On the difference between courage and fearlessness
“Creativity is a path for the brave, yes, but it is not a path for the fearless, and it’s important to recognise the distinction. Bravery means doing something scary. Fearlessness means not even understanding what the word scary means.”
“Trust me, your fear will always show up – especially when you’re trying to be inventive or innovative.
“Your fear will always be triggered by your creativity, because creativity asks you to enter into realms of uncertain outcome, and fear hates uncertain outcome.”
On why you should create the things that ignite your soul
“Whenever anybody tells me they want to write a book in order to help other people, I always think, oh, please don’t. I mean, it is very kind of you to want to help people, but please don’t make it your sole creative motive, because we will feel the weight of your heavy intention, and it will put a strain upon our souls.”
“I once wrote a book in order to save myself. I wrote a travel memoir in order to make sense of my own journey and my own emotional confusion. All I was trying to do with that book was figure myself out. In the process, though, I wrote a story that apparently helped a lot of other people figure themselves out – but that was never my intention.”
“Create whatever creates a revolution in your heart. The rest will take care of itself.”
The Seven Habits of Highly Effective People* – Stephen R. Covey
On climbing the right ladder
“It’s incredibly easy to get caught up in an activity trap, in the busyness of life, to work harder and harder at climbing the ladder of success only to discover it’s leaning against the wrong wall. It is possible to be busy – very busy – without being very effective.”
“People often find themselves achieving victories that are empty, successes that have come at the expense of things they suddenly realise were far more valuable to them.”
On listening to understand
“’Seek first to understand’ involves a very deep shift in paradigm. We typically seek first to be understood. Most people do not listen with the intent to understand, they listen with the intent to reply. They’re either speaking or preparing to speak.
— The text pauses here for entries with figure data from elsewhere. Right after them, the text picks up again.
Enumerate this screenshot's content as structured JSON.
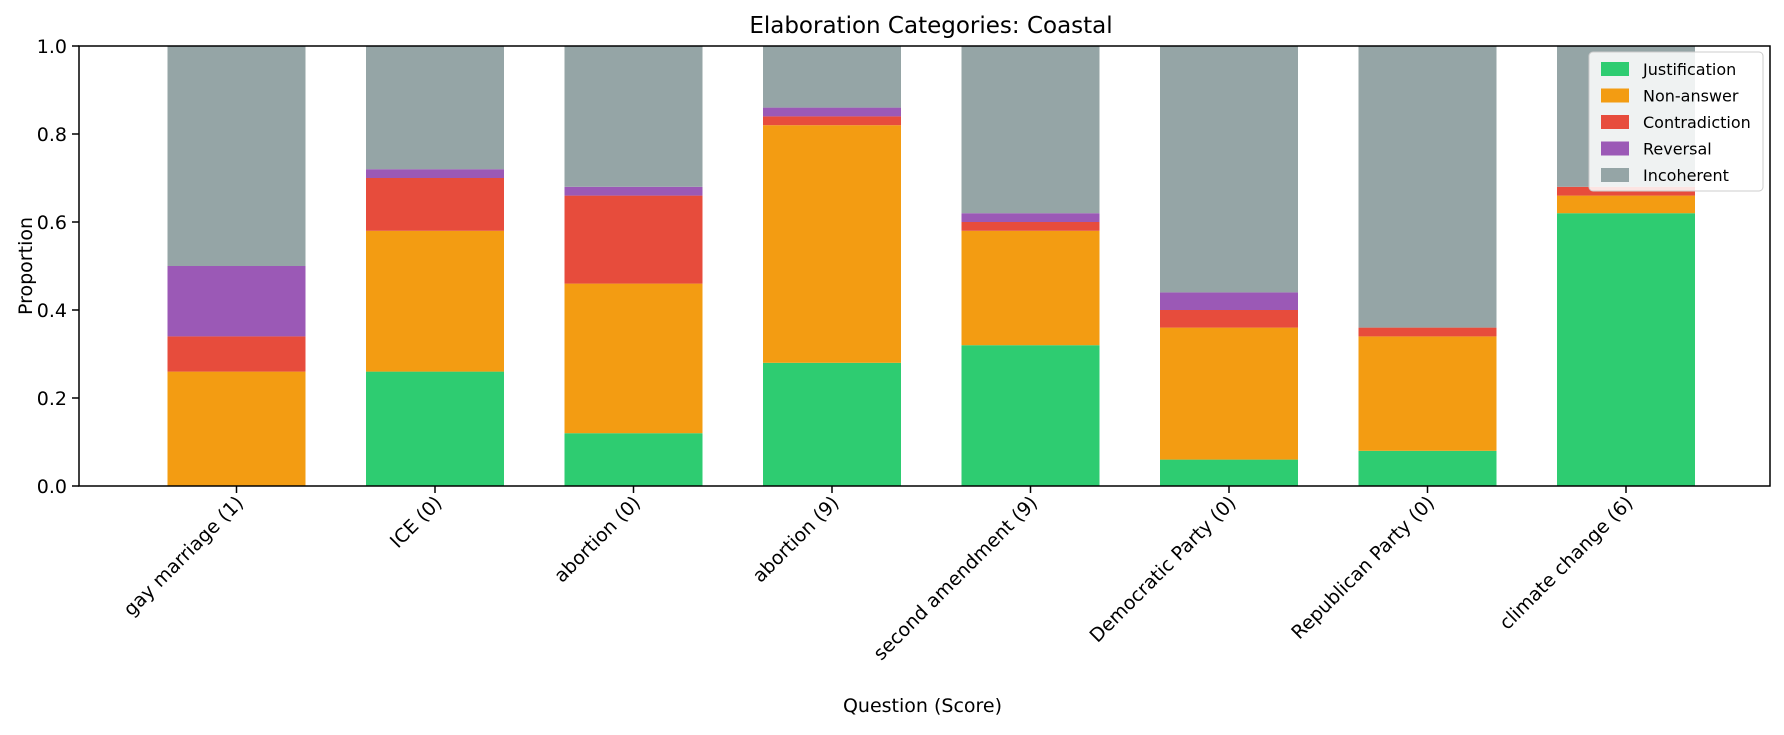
{
  "chart_data": {
    "type": "bar",
    "stacked": true,
    "title": "Elaboration Categories: Coastal",
    "xlabel": "Question (Score)",
    "ylabel": "Proportion",
    "ylim": [
      0,
      1.0
    ],
    "yticks": [
      "0.0",
      "0.2",
      "0.4",
      "0.6",
      "0.8",
      "1.0"
    ],
    "categories": [
      "gay marriage (1)",
      "ICE (0)",
      "abortion (0)",
      "abortion (9)",
      "second amendment (9)",
      "Democratic Party (0)",
      "Republican Party (0)",
      "climate change (6)"
    ],
    "series": [
      {
        "name": "Justification",
        "color": "#2ecc71",
        "values": [
          0.0,
          0.26,
          0.12,
          0.28,
          0.32,
          0.06,
          0.08,
          0.62
        ]
      },
      {
        "name": "Non-answer",
        "color": "#f39c12",
        "values": [
          0.26,
          0.32,
          0.34,
          0.54,
          0.26,
          0.3,
          0.26,
          0.04
        ]
      },
      {
        "name": "Contradiction",
        "color": "#e74c3c",
        "values": [
          0.08,
          0.12,
          0.2,
          0.02,
          0.02,
          0.04,
          0.02,
          0.02
        ]
      },
      {
        "name": "Reversal",
        "color": "#9b59b6",
        "values": [
          0.16,
          0.02,
          0.02,
          0.02,
          0.02,
          0.04,
          0.0,
          0.0
        ]
      },
      {
        "name": "Incoherent",
        "color": "#95a5a6",
        "values": [
          0.5,
          0.28,
          0.32,
          0.14,
          0.38,
          0.56,
          0.64,
          0.32
        ]
      }
    ],
    "legend_position": "top-right",
    "grid": false
  }
}
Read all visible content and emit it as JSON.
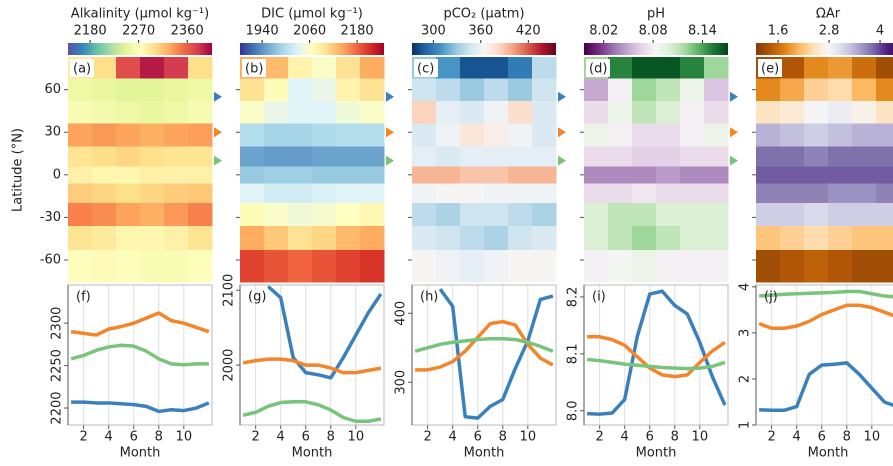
{
  "y_label": "Latitude (°N)",
  "x_label": "Month",
  "markers": [
    {
      "color": "#3a80bd",
      "value": 55
    },
    {
      "color": "#f4852a",
      "value": 30
    },
    {
      "color": "#78c47b",
      "value": 10
    }
  ],
  "chart_data": [
    {
      "type": "heatmap",
      "panel": "(a)",
      "title": "Alkalinity (μmol kg⁻¹)",
      "zlim": [
        2139,
        2406
      ],
      "zticks": [
        2180,
        2270,
        2360
      ],
      "colormap": [
        "#5e4fa2",
        "#3288bd",
        "#66c2a5",
        "#abdda4",
        "#e6f598",
        "#ffffbf",
        "#fee08b",
        "#fdae61",
        "#f46d43",
        "#d53e4f",
        "#9e0142"
      ],
      "x": [
        1,
        3,
        5,
        7,
        9,
        11
      ],
      "xlim": [
        0,
        12
      ],
      "y": [
        76,
        60,
        44,
        28,
        12,
        0,
        -12,
        -28,
        -44,
        -62
      ],
      "ylim": [
        -75.5,
        83
      ],
      "yticks": [
        60,
        30,
        0,
        -30,
        -60
      ],
      "z": [
        [
          2290,
          2300,
          2370,
          2395,
          2380,
          2300
        ],
        [
          2255,
          2250,
          2245,
          2245,
          2250,
          2255
        ],
        [
          2265,
          2260,
          2255,
          2250,
          2255,
          2262
        ],
        [
          2330,
          2335,
          2330,
          2325,
          2330,
          2332
        ],
        [
          2295,
          2300,
          2305,
          2300,
          2295,
          2295
        ],
        [
          2285,
          2280,
          2280,
          2285,
          2285,
          2285
        ],
        [
          2310,
          2305,
          2300,
          2305,
          2310,
          2312
        ],
        [
          2345,
          2340,
          2330,
          2325,
          2335,
          2345
        ],
        [
          2295,
          2290,
          2280,
          2280,
          2285,
          2295
        ],
        [
          2270,
          2275,
          2270,
          2265,
          2265,
          2270
        ]
      ]
    },
    {
      "type": "heatmap",
      "panel": "(b)",
      "title": "DIC (μmol kg⁻¹)",
      "zlim": [
        1884,
        2248
      ],
      "zticks": [
        1940,
        2060,
        2180
      ],
      "colormap": [
        "#313695",
        "#4575b4",
        "#74add1",
        "#abd9e9",
        "#e0f3f8",
        "#ffffbf",
        "#fee090",
        "#fdae61",
        "#f46d43",
        "#d73027",
        "#a50026"
      ],
      "x": [
        1,
        3,
        5,
        7,
        9,
        11
      ],
      "xlim": [
        0,
        12
      ],
      "y": [
        76,
        60,
        44,
        28,
        12,
        0,
        -12,
        -28,
        -44,
        -62
      ],
      "ylim": [
        -75.5,
        83
      ],
      "yticks": [
        60,
        30,
        0,
        -30,
        -60
      ],
      "z": [
        [
          2140,
          2130,
          2080,
          2060,
          2100,
          2140
        ],
        [
          2100,
          2070,
          2030,
          2040,
          2080,
          2100
        ],
        [
          2060,
          2040,
          2030,
          2030,
          2050,
          2060
        ],
        [
          2000,
          1990,
          1990,
          1995,
          2000,
          2000
        ],
        [
          1950,
          1945,
          1945,
          1950,
          1950,
          1950
        ],
        [
          1980,
          1985,
          1985,
          1980,
          1980,
          1980
        ],
        [
          2030,
          2020,
          2020,
          2025,
          2030,
          2030
        ],
        [
          2070,
          2060,
          2050,
          2055,
          2065,
          2075
        ],
        [
          2140,
          2120,
          2100,
          2110,
          2130,
          2140
        ],
        [
          2200,
          2190,
          2180,
          2190,
          2200,
          2210
        ]
      ]
    },
    {
      "type": "heatmap",
      "panel": "(c)",
      "title": "pCO₂ (μatm)",
      "zlim": [
        273,
        455
      ],
      "zticks": [
        300,
        360,
        420
      ],
      "colormap": [
        "#053061",
        "#2166ac",
        "#4393c3",
        "#92c5de",
        "#d1e5f0",
        "#f7f7f7",
        "#fddbc7",
        "#f4a582",
        "#d6604d",
        "#b2182b",
        "#67001f"
      ],
      "x": [
        1,
        3,
        5,
        7,
        9,
        11
      ],
      "xlim": [
        0,
        12
      ],
      "y": [
        76,
        60,
        44,
        28,
        12,
        0,
        -12,
        -28,
        -44,
        -62
      ],
      "ylim": [
        -75.5,
        83
      ],
      "yticks": [
        60,
        30,
        0,
        -30,
        -60
      ],
      "z": [
        [
          330,
          310,
          285,
          285,
          300,
          340
        ],
        [
          345,
          340,
          330,
          340,
          330,
          345
        ],
        [
          385,
          355,
          350,
          360,
          380,
          350
        ],
        [
          350,
          360,
          375,
          370,
          360,
          350
        ],
        [
          355,
          350,
          355,
          355,
          355,
          355
        ],
        [
          395,
          395,
          390,
          390,
          395,
          395
        ],
        [
          360,
          365,
          365,
          360,
          360,
          360
        ],
        [
          340,
          335,
          345,
          345,
          340,
          335
        ],
        [
          350,
          345,
          340,
          335,
          345,
          350
        ],
        [
          365,
          360,
          355,
          360,
          365,
          365
        ]
      ]
    },
    {
      "type": "heatmap",
      "panel": "(d)",
      "title": "pH",
      "zlim": [
        7.996,
        8.171
      ],
      "zticks": [
        8.02,
        8.08,
        8.14
      ],
      "colormap": [
        "#40004b",
        "#762a83",
        "#9970ab",
        "#c2a5cf",
        "#e7d4e8",
        "#f7f7f7",
        "#d9f0d3",
        "#a6dba0",
        "#5aae61",
        "#1b7837",
        "#00441b"
      ],
      "x": [
        1,
        3,
        5,
        7,
        9,
        11
      ],
      "xlim": [
        0,
        12
      ],
      "y": [
        76,
        60,
        44,
        28,
        12,
        0,
        -12,
        -28,
        -44,
        -62
      ],
      "ylim": [
        -75.5,
        83
      ],
      "yticks": [
        60,
        30,
        0,
        -30,
        -60
      ],
      "z": [
        [
          8.12,
          8.15,
          8.165,
          8.165,
          8.15,
          8.12
        ],
        [
          8.05,
          8.08,
          8.12,
          8.11,
          8.09,
          8.06
        ],
        [
          8.07,
          8.09,
          8.11,
          8.1,
          8.08,
          8.07
        ],
        [
          8.09,
          8.08,
          8.07,
          8.07,
          8.08,
          8.09
        ],
        [
          8.07,
          8.07,
          8.065,
          8.065,
          8.07,
          8.07
        ],
        [
          8.04,
          8.04,
          8.04,
          8.045,
          8.04,
          8.04
        ],
        [
          8.07,
          8.07,
          8.075,
          8.07,
          8.07,
          8.07
        ],
        [
          8.1,
          8.11,
          8.11,
          8.1,
          8.1,
          8.1
        ],
        [
          8.1,
          8.11,
          8.12,
          8.11,
          8.1,
          8.1
        ],
        [
          8.08,
          8.085,
          8.09,
          8.08,
          8.08,
          8.08
        ]
      ]
    },
    {
      "type": "heatmap",
      "panel": "(e)",
      "title": "ΩAr",
      "zlim": [
        1.08,
        4.47
      ],
      "zticks": [
        1.6,
        2.8,
        4.0
      ],
      "colormap": [
        "#7f3b08",
        "#b35806",
        "#e08214",
        "#fdb863",
        "#fee0b6",
        "#f7f7f7",
        "#d8daeb",
        "#b2abd2",
        "#8073ac",
        "#542788",
        "#2d004b"
      ],
      "x": [
        1,
        3,
        5,
        7,
        9,
        11
      ],
      "xlim": [
        0,
        12
      ],
      "y": [
        76,
        60,
        44,
        28,
        12,
        0,
        -12,
        -28,
        -44,
        -62
      ],
      "ylim": [
        -75.5,
        83
      ],
      "yticks": [
        60,
        30,
        0,
        -30,
        -60
      ],
      "z": [
        [
          1.3,
          1.4,
          1.8,
          1.9,
          1.6,
          1.3
        ],
        [
          1.8,
          2.0,
          2.3,
          2.4,
          2.1,
          1.8
        ],
        [
          2.5,
          2.6,
          2.8,
          2.9,
          2.7,
          2.5
        ],
        [
          3.4,
          3.3,
          3.2,
          3.3,
          3.4,
          3.4
        ],
        [
          3.8,
          3.8,
          3.7,
          3.8,
          3.8,
          3.8
        ],
        [
          3.9,
          3.9,
          3.9,
          3.9,
          3.9,
          3.9
        ],
        [
          3.7,
          3.7,
          3.7,
          3.6,
          3.6,
          3.7
        ],
        [
          3.2,
          3.2,
          3.1,
          3.2,
          3.2,
          3.2
        ],
        [
          2.2,
          2.3,
          2.4,
          2.3,
          2.2,
          2.2
        ],
        [
          1.3,
          1.4,
          1.5,
          1.4,
          1.3,
          1.3
        ]
      ]
    },
    {
      "type": "line",
      "panel": "(f)",
      "x": [
        1,
        2,
        3,
        4,
        5,
        6,
        7,
        8,
        9,
        10,
        11,
        12
      ],
      "xlim": [
        0.75,
        12.25
      ],
      "xticks": [
        2,
        4,
        6,
        8,
        10
      ],
      "ylim": [
        2180,
        2345
      ],
      "yticks": [
        2200,
        2250,
        2300
      ],
      "grid": true,
      "series": [
        {
          "color": "#3a80bd",
          "values": [
            2207,
            2207,
            2206,
            2206,
            2205,
            2204,
            2202,
            2196,
            2198,
            2197,
            2200,
            2206
          ]
        },
        {
          "color": "#f4852a",
          "values": [
            2290,
            2288,
            2286,
            2293,
            2296,
            2300,
            2306,
            2312,
            2303,
            2300,
            2295,
            2290
          ]
        },
        {
          "color": "#78c47b",
          "values": [
            2258,
            2262,
            2268,
            2272,
            2274,
            2273,
            2267,
            2258,
            2252,
            2251,
            2252,
            2252
          ]
        }
      ]
    },
    {
      "type": "line",
      "panel": "(g)",
      "x": [
        1,
        2,
        3,
        4,
        5,
        6,
        7,
        8,
        9,
        10,
        11,
        12
      ],
      "xlim": [
        0.75,
        12.25
      ],
      "xticks": [
        2,
        4,
        6,
        8,
        10
      ],
      "ylim": [
        1920,
        2107
      ],
      "yticks": [
        2000,
        2100
      ],
      "grid": true,
      "series": [
        {
          "color": "#3a80bd",
          "values": [
            null,
            null,
            2105,
            2090,
            2010,
            1990,
            1987,
            1983,
            2010,
            2040,
            2070,
            2095
          ]
        },
        {
          "color": "#f4852a",
          "values": [
            2003,
            2006,
            2008,
            2008,
            2006,
            2000,
            2000,
            1996,
            1990,
            1990,
            1993,
            1996
          ]
        },
        {
          "color": "#78c47b",
          "values": [
            1933,
            1937,
            1945,
            1950,
            1951,
            1951,
            1947,
            1940,
            1930,
            1925,
            1925,
            1928
          ]
        }
      ]
    },
    {
      "type": "line",
      "panel": "(h)",
      "x": [
        1,
        2,
        3,
        4,
        5,
        6,
        7,
        8,
        9,
        10,
        11,
        12
      ],
      "xlim": [
        0.75,
        12.25
      ],
      "xticks": [
        2,
        4,
        6,
        8,
        10
      ],
      "ylim": [
        238,
        441
      ],
      "yticks": [
        300,
        400
      ],
      "grid": true,
      "series": [
        {
          "color": "#3a80bd",
          "values": [
            null,
            null,
            435,
            410,
            250,
            248,
            265,
            275,
            320,
            360,
            420,
            425
          ]
        },
        {
          "color": "#f4852a",
          "values": [
            318,
            318,
            322,
            330,
            345,
            365,
            385,
            388,
            383,
            355,
            335,
            325
          ]
        },
        {
          "color": "#78c47b",
          "values": [
            345,
            350,
            355,
            358,
            360,
            362,
            363,
            363,
            362,
            358,
            352,
            345
          ]
        }
      ]
    },
    {
      "type": "line",
      "panel": "(i)",
      "x": [
        1,
        2,
        3,
        4,
        5,
        6,
        7,
        8,
        9,
        10,
        11,
        12
      ],
      "xlim": [
        0.75,
        12.25
      ],
      "xticks": [
        2,
        4,
        6,
        8,
        10
      ],
      "ylim": [
        7.975,
        8.221
      ],
      "yticks": [
        {
          "value": 8,
          "label": "8.0"
        },
        8.1,
        8.2
      ],
      "grid": true,
      "series": [
        {
          "color": "#3a80bd",
          "values": [
            7.995,
            7.994,
            7.996,
            8.02,
            8.13,
            8.205,
            8.21,
            8.185,
            8.17,
            8.12,
            8.06,
            8.01
          ]
        },
        {
          "color": "#f4852a",
          "values": [
            8.13,
            8.13,
            8.125,
            8.115,
            8.095,
            8.075,
            8.063,
            8.06,
            8.063,
            8.085,
            8.105,
            8.12
          ]
        },
        {
          "color": "#78c47b",
          "values": [
            8.09,
            8.088,
            8.085,
            8.082,
            8.08,
            8.078,
            8.076,
            8.075,
            8.074,
            8.075,
            8.078,
            8.085
          ]
        }
      ]
    },
    {
      "type": "line",
      "panel": "(j)",
      "x": [
        1,
        2,
        3,
        4,
        5,
        6,
        7,
        8,
        9,
        10,
        11,
        12
      ],
      "xlim": [
        0.75,
        12.25
      ],
      "xticks": [
        2,
        4,
        6,
        8,
        10
      ],
      "ylim": [
        1,
        4.04
      ],
      "yticks": [
        1,
        2,
        3,
        4
      ],
      "grid": true,
      "series": [
        {
          "color": "#3a80bd",
          "values": [
            1.33,
            1.32,
            1.32,
            1.4,
            2.1,
            2.3,
            2.32,
            2.35,
            2.1,
            1.8,
            1.5,
            1.4
          ]
        },
        {
          "color": "#f4852a",
          "values": [
            3.2,
            3.1,
            3.1,
            3.15,
            3.25,
            3.4,
            3.5,
            3.6,
            3.6,
            3.55,
            3.45,
            3.35
          ]
        },
        {
          "color": "#78c47b",
          "values": [
            3.8,
            3.82,
            3.84,
            3.85,
            3.86,
            3.87,
            3.88,
            3.9,
            3.9,
            3.85,
            3.8,
            3.78
          ]
        }
      ]
    }
  ]
}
They’re filtering everything through their own paradigms, reading their autobiography into other people’s lives.”
On learning to say no
“You have to decide what your highest priorities are and have the courage – pleasantly, smilingly, non-apologetically – to say ‘no’ to other things. And the way you do that is by having a bigger ‘yes’ burning inside. The enemy of the ‘best’ is often the ‘good’.”
“As you live your values, your sense of identity, control and inner-directedness will infuse you with both exhilaration and peace.
“You will define yourself from within, rather than by people’s opinions or by comparisons to other.”
On rewriting the script
“Because I am self-aware, because I have imagination and conscience, I can examine my deepest values. I can realise that the script I’m living is not in harmony with those values, that my life is not the product of my own proactive design, but the result of the first creation I have deferred to circumstances and other people.”
“And I can change. I can live out of my imagination instead of my memory. I can tie myself to my limitless potential instead of my limiting past. I can become my own first creator.”